- A USDA investigation report found the pandemic disrupted the market, production and sale of U.S. beef, but didn't detail any violations of federal law. The agency began the probe after a fire at a Tyson plant in Kansas and then expanded the investigation looking at anti-competitive accusations during the outbreaks as meatpacking plant closures led meat prices to rise while cattle prices dropped.
- The report highlighted some ways to increase cattle prices and transparency in the market. The USDA said smaller producers could better negotiate sales with packers and compete with bigger producers if they had more access to risk management training and grants.
- The USDA also said legislation giving the agency more investigative and enforcement powers, including the ability to issue civil investigative demands, could be helpful in these probes.
Although this report didn't detail any violations by the meat industry, the investigation is ongoing. In fact, as the Department of Justice and the USDA continue their probes, the agriculture agency is suggesting more reporting requirements for meatpacking companies and additional enforcement power for itself.

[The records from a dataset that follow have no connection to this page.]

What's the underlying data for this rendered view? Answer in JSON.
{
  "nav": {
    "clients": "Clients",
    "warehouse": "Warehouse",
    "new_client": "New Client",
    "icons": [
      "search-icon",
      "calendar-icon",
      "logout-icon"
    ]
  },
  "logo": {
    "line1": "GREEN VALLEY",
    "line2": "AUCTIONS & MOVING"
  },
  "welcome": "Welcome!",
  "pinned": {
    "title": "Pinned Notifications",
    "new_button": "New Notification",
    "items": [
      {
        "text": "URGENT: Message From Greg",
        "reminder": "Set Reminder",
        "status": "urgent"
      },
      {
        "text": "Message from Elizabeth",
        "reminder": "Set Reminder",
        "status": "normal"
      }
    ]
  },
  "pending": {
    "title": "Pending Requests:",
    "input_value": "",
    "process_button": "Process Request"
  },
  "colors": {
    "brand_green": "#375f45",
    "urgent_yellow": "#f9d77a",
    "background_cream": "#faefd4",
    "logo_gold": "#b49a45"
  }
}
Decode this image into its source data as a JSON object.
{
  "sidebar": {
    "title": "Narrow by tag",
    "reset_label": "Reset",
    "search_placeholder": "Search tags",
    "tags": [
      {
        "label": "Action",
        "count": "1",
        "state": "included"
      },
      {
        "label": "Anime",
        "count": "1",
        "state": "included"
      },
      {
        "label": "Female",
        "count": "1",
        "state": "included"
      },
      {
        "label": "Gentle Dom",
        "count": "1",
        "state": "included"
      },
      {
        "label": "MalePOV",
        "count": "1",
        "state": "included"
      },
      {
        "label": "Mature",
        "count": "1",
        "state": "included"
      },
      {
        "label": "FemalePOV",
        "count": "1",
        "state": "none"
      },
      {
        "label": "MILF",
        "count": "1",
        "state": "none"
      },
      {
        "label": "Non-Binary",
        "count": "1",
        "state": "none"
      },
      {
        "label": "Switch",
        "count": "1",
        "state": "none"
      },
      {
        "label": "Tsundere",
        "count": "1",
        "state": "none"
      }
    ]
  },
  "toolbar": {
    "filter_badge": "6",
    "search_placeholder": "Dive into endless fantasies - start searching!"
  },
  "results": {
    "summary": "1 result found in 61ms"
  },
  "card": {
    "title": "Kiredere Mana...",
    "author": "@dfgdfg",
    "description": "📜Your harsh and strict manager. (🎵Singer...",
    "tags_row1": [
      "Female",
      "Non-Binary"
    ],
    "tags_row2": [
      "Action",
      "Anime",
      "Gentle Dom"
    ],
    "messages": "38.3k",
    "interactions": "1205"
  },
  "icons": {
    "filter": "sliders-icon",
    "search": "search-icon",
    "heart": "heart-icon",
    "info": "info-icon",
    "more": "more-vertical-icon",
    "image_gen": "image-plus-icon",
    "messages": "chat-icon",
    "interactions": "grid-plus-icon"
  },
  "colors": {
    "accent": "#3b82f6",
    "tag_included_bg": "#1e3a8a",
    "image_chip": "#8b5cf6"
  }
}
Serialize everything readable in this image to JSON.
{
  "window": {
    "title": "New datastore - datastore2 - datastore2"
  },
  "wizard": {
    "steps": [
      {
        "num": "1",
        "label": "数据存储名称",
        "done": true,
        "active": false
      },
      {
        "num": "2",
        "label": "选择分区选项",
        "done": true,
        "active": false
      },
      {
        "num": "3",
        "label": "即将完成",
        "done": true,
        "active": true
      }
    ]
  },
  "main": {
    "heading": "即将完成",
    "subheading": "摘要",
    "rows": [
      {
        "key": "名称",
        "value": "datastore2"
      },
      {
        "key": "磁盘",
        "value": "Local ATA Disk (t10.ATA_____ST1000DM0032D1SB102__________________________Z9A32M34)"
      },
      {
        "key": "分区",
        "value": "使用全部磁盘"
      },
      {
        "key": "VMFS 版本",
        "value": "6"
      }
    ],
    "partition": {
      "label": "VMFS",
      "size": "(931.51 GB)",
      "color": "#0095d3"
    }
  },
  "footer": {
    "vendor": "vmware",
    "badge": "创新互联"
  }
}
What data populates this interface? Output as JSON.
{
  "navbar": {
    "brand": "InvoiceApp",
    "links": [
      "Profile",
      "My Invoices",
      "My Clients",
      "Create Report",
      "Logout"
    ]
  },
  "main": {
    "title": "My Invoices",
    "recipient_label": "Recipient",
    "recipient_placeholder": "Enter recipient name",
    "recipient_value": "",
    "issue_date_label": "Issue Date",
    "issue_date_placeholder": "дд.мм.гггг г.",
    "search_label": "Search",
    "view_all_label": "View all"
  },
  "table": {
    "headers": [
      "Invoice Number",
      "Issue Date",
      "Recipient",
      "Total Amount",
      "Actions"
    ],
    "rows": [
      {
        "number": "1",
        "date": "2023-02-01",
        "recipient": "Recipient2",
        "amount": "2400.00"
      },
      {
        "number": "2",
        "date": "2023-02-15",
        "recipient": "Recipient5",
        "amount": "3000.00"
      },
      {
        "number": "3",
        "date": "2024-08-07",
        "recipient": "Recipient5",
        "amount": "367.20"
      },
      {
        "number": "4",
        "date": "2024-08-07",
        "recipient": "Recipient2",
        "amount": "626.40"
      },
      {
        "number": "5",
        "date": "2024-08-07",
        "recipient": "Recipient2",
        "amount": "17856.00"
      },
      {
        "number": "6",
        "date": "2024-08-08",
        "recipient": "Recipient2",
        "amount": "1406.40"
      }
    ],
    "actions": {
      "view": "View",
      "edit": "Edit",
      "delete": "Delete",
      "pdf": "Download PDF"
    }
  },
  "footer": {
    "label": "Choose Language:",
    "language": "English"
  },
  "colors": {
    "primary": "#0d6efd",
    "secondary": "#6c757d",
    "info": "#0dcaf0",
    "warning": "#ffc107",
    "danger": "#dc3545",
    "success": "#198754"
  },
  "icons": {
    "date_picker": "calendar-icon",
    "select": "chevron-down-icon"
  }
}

In the report, USDA made suggestions for more transparency with pricing, including reshuffling reporting regions to expand the market data released to the public, which is a change that could be made without legislative action. However, there has yet to be industry consensus for that. The agency also said that amendments to the Packers & Stockyards Act, which assure fair competition, to give USDA the power to require written reports and answers to questions could be beneficial, but requires legislative action.
In June, the DOJ's antitrust division sent subpoenas to Tyson Foods, JBS SA, Cargill and National Beef following anti-competitive accusations. The four companies are some of the biggest meatpackers in the country, controlling more than 80% of beef processing. The DOJ probe came after several senators, 11 state attorneys general and cattle associations pushed for the Justice Department to get involved even though USDA was already looking into it. The DOJ is still investigating those allegations and USDA said in this new report that the two have been engaged in discussions about these claims.
"If any unfair practices are detected, we will take quick enforcement action," USDA Secretary Sonny Perdue said in a statement.
When coronavirus started to spread across the U.S., meat sales increased and beef prices surged as consumers stockpiled and outbreaks spread within processing plants, but didn't translate into producer profits. The USDA report says the largest gap between beef prices and cattle prices during the pandemic reached about $2.79 a pound, which was the biggest gap since this tracking began in 2001.
American Farm Bureau Federation President Zippy Duvall said in a statement it is reviewing the policy recommendations in the report, but it's important to understand the scrutiny into the market is not over.
"There’s little doubt that something is wrong when consumers are paying higher prices for meat and at the same time America’s farmers and ranchers are being paid less," Duvall said.
Although USDA said the investigation is ongoing, the North American Meat Institute had a different interpretation of the report. NAMI CEO Julie Anna Potts said in a statement it "found no wrong-doing and confirms the disruption in the beef markets was due to devastating and unprecedented events."
Antitrust and price-fixing accusations and investigations have escalated across the food industry in recent years involving dairy, tuna, chicken and pork with some of these cases ending with guilty executives and large settlements.
Since the report confirmed the pandemic pushed the difference between livestock prices and wholesale beef prices to a record level, more legislation to address beef market concerns could be coming soon. Sen. Deb Fischer (R-Neb.) said in a statement that USDA’s investigation shows the need to immediately reform and strengthen the cattle industry. She said the report confirms her "serious misgivings about the many factors that are working to destabilize the marketplace."
"In light of these events and this report, I will be introducing legislation soon in the Senate aimed at providing equity and transparency for all market participants," Fischer said.